Charles Musser considers that this film "effectively demonstrates the need for social cohesion in a way that could serve as a prototype for future good-guy-versus-bad-guy conflicts".

==Analysis==
The film is composed of 14 wide shots without any intertitles, all shots on location, several shots using camera panning. Cross-cutting and continuity editing are used to show actions developing over several shots in different locations. Shot 12 (see list of shots below) is shown in reverse motion: The train was filmed backing up after the actor playing the engineer had dropped a dummy on the track. This gives the impression that he catches the girl just before she is run over by the train.

1. The porch of a house with a dog. A woman comes out and greets her approaching lover, a locomotive engineer, who pats the dog and continues his walk while she waves at him.

2. A railway switch cabin with the woman and her father. A train passes by and she moves a switch for him.

3. The outside of the switch cabin. The woman comes down the steps and leaves, waving at her father in the cabin.

4. The woman crosses a train track and walks up an embankment. The camera pans to follow her.

5. A clearing in the woods with a group of men sitting on the ground, discussing. The woman walks on a path towards them. When she sees them she hides between a tree but a sentry sees her. They catch her, gag her, tie her to a tree and run away.

6. A train track in the country. The men block the track with several wooden ties and hide away.

7. Same as shot 5. The dog unties the woman who signals him to raise the alarm. She runs in the opposite direction.

8. Other view of the switch cabin seen in shot 3. The dog comes in running and climbs the stairs before coming down again and running away followed by a man.

9. Same as shot 6. The woman unsuccessfully tries to remove the ties and runs out onto the track. She takes off her petticoat and waves it as a flag to an incoming train, which allows the engineer to stop just before the obstruction. The engineer and some passengers clear the track and thank her before the train leaves again.
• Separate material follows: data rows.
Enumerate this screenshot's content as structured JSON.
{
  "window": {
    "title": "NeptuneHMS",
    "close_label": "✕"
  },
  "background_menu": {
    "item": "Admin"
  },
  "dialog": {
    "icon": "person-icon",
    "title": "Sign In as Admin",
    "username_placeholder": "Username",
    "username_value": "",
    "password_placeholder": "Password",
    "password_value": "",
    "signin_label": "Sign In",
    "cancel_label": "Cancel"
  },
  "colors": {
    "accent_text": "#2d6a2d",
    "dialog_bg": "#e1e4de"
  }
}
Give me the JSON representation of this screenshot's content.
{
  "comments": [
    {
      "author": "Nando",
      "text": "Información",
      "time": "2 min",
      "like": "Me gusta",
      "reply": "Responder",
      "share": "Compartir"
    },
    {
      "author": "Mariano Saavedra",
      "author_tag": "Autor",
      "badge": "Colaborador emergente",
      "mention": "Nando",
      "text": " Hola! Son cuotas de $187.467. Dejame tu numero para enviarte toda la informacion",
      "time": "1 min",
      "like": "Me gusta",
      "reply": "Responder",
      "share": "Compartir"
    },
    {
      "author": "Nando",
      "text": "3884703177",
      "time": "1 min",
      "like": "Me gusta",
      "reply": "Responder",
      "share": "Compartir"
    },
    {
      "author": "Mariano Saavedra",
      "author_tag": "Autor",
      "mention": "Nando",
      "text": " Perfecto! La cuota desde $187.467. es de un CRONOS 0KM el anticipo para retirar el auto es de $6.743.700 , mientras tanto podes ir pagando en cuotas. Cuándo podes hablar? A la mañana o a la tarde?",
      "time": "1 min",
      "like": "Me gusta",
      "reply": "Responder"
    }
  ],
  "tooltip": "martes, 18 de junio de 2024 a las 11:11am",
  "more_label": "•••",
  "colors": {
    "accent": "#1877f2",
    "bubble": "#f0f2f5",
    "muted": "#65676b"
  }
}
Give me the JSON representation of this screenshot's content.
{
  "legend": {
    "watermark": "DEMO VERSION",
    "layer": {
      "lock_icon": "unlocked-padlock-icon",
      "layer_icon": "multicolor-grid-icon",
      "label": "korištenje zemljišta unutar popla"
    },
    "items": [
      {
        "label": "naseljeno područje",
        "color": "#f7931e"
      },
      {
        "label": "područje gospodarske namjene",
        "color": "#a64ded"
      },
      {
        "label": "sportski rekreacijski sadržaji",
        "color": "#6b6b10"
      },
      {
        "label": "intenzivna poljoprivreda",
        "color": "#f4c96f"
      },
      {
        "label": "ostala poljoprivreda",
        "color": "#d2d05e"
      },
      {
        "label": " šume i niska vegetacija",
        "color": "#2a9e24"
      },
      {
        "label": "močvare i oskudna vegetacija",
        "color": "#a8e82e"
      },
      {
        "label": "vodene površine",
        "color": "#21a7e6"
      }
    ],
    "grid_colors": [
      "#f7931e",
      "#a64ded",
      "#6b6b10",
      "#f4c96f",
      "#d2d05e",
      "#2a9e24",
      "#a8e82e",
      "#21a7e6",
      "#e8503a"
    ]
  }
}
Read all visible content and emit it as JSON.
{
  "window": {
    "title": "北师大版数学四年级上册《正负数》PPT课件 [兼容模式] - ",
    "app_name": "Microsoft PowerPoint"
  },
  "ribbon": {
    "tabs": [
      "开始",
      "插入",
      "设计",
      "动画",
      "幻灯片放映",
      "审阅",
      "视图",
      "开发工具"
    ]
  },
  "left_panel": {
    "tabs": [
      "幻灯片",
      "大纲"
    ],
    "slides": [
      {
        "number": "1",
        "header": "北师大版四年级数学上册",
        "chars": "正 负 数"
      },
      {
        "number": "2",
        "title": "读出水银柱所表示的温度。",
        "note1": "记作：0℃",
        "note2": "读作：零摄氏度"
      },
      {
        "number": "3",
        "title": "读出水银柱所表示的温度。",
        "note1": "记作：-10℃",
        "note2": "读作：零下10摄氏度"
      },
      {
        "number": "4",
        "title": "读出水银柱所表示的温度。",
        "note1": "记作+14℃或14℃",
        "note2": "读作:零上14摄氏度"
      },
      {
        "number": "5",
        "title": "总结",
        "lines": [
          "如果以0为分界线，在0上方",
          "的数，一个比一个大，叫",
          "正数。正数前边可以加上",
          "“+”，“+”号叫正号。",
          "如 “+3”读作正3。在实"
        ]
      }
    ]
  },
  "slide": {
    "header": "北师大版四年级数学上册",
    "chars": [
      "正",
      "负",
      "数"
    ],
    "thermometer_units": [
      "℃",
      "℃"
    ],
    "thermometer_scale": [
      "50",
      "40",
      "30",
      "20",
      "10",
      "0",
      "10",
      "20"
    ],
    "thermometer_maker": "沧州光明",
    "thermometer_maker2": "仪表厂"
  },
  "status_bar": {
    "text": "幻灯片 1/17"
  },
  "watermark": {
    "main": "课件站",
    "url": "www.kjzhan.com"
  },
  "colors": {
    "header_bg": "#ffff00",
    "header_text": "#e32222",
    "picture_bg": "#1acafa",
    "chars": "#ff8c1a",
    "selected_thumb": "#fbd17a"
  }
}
10. The woman walks towards the camera on the train track, not noticing a man who comes out of the woods behind her and knocks her unconscious. The bandits drag her on the track and run away.

11. A railway shack. The bandits use a beam as a ram to break the door open. They take a handcar out of the shack and ride away with it. The camera pans left, then right to follow them.

12. Same as shot 10. The woman is lying unconscious on the rails while a train is approaching. The engineer crouching on the locomotive's cowcatcher manages to catch her just before she is run over (reverse motion trick).

13. Other view of a train track with the engineer holding the woman in front of the locomotive. The train stops and two engineers come to help their colleagues to hold the woman, still unconscious, while passengers come to their help. The locomotive is uncoupled and steams away while the woman is helped into the train.

14. Other view of the train track. The bandits are riding on the handcar, closely followed by the locomotive with a man in front shooting at them.

15. Other view of the train track. The bandits on the handcar are shooting back at the locomotive.

16. Other view of the train track. The locomotive catches up with the handcar. The bandits leave it and run away while the shooting continues until they are finally overpowered.